In this post, we are going to do a simple exploration and calculate the average number of uber rides on each hour and on each day of the week. Thanks to the folks at FiveThirtyEight, I was able to download data on over 4.5 million Uber pickups in New York City from April to September 2014 from their github page. Let's get to work.
import pandas as pd
import datetime
import calendar
from IPython.display import IFrame
from plotly.offline import download_plotlyjs, init_notebook_mode, iplot
import cufflinks as cf
init_notebook_mode()
data = pd.DataFrame()
for i in ['apr','may','jun', 'jul', 'aug', 'sep']:
month_data = pd.read_csv(''.join(('uber-raw-data-',i,'14.csv')))
data = pd.concat([data, month_data])
data.head()
Date/Time | Lat | Lon | Base | |
---|---|---|---|---|
0 | 4/1/2014 0:11:00 | 40.7690 | -73.9549 | B02512 |
1 | 4/1/2014 0:17:00 | 40.7267 | -74.0345 | B02512 |
2 | 4/1/2014 0:21:00 | 40.7316 | -73.9873 | B02512 |
3 | 4/1/2014 0:28:00 | 40.7588 | -73.9776 | B02512 |
4 | 4/1/2014 0:33:00 | 40.7594 | -73.9722 | B02512 |
Function to convert Date/Time from string to a python datetime object
def convert_datetime(x):
try:
return datetime.datetime.strptime(x, '%m/%d/%Y %X')
except ValueError:
return datetime.datetime.strptime(x, '%m/%d/%Y %H:%M')
data['Date/Time'] = data['Date/Time'].map(convert_datetime)
data = data.sort_values(by='Date/Time')
data.index = data['Date/Time']
Count number of rides for each hour.
data_hour = pd.DataFrame(data['Date/Time'].resample('H', how='count'))
Calulcate the average number of rides for each specific hour throughout the day.
avg_per_hour = [data_hour.loc[data_hour.index.hour==i,:].mean()[0] for i in range(0,24)]
data_avg_per_hour = pd.DataFrame({'average rides': avg_per_hour},index=[datetime.time(i,0) for i in range(0,24)])
data_avg_per_hour.iplot(kind='bar', dimensions=(950,400),
layout={'yaxis': {'ticksuffix':' rides/h'},
'title': 'Average number of rides during specific hours from april 2014 to sep 2014'})
IFrame(src="//plot.ly/~ahmedas91/37.embed", width=950, height=450)
As expected the average number of rides peaks in the morning from 6am to 9am when people are heading to work and school and from 3pm to 9pm.
Now let's check out the average number of rides during week days. Just like we did above, we'll count the number of rides during the day and calculate the average number of rides for specific days of the week.
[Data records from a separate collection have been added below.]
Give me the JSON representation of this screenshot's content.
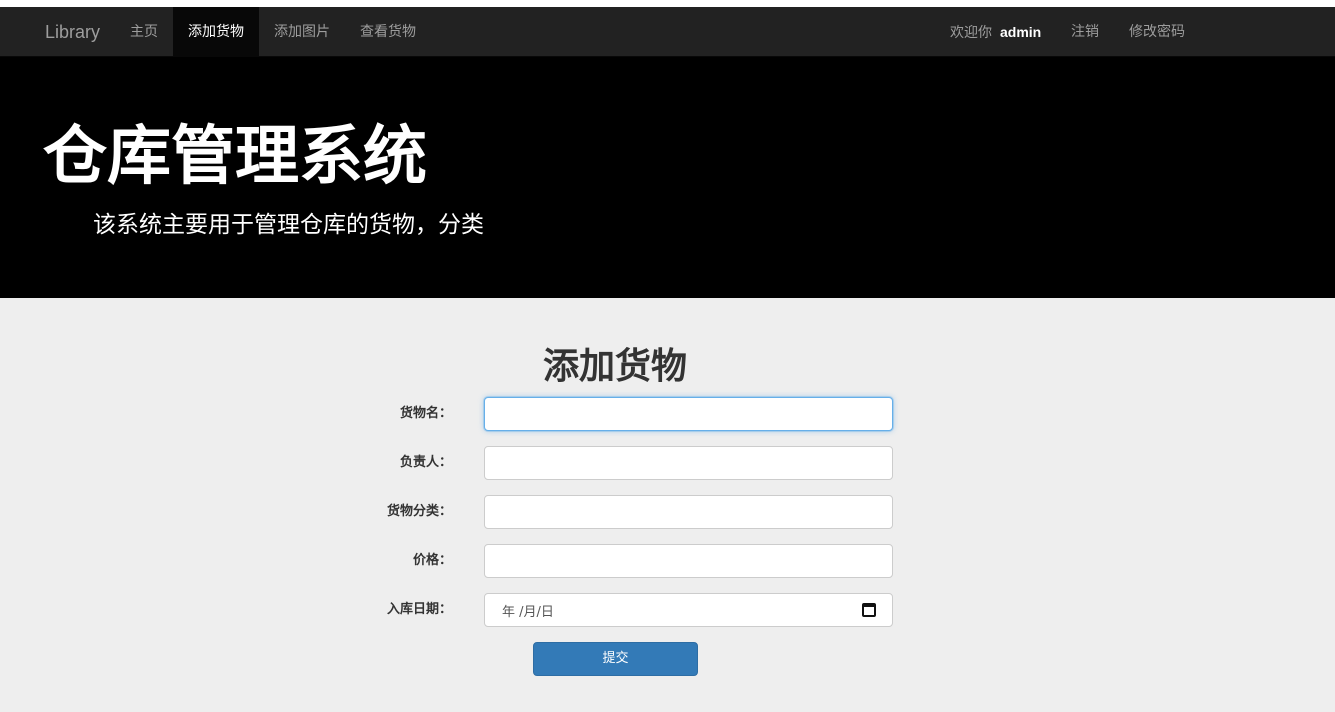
{
  "navbar": {
    "brand": "Library",
    "items": [
      {
        "label": "主页"
      },
      {
        "label": "添加货物",
        "active": true
      },
      {
        "label": "添加图片"
      },
      {
        "label": "查看货物"
      }
    ],
    "welcome_prefix": "欢迎你",
    "username": "admin",
    "logout_label": "注销",
    "change_password_label": "修改密码"
  },
  "jumbotron": {
    "title": "仓库管理系统",
    "subtitle": "该系统主要用于管理仓库的货物，分类"
  },
  "form": {
    "title": "添加货物",
    "fields": [
      {
        "label": "货物名：",
        "value": ""
      },
      {
        "label": "负责人：",
        "value": ""
      },
      {
        "label": "货物分类：",
        "value": ""
      },
      {
        "label": "价格：",
        "value": ""
      },
      {
        "label": "入库日期：",
        "placeholder": "年 /月/日"
      }
    ],
    "submit_label": "提交"
  },
  "colors": {
    "navbar_bg": "#222222",
    "jumbotron_bg": "#000000",
    "page_bg": "#eeeeee",
    "primary": "#337ab7",
    "focus_border": "#66afe9"
  }
}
data_daily = pd.DataFrame(data['Date/Time'].resample('D', how='count'))
data_daily['weekday'] = data_daily.index.map(lambda x: calendar.day_name[x.weekday()])
data_daily_avg_weekday = data_daily.groupby('weekday').mean()
data_daily_avg_weekday = data_daily_avg_weekday.reindex(["Monday", "Tuesday", "Wednesday",
'Thursday', 'Friday', 'Saturday', 'Sunday'])
data_daily_avg_weekday.iplot(kind='bar',
dimensions=(950,400),
layout={'yaxis': {'ticksuffix':' rides/d'},
'title': 'Average number of rides during specific weekdays from april 2014 to sep 2014'})
IFrame(src="//plot.ly/~ahmedas91/39.embed", width=950, height=450)
Again as expected, the average number of rides peaks on Thurday and Friday and slumps on Sunday.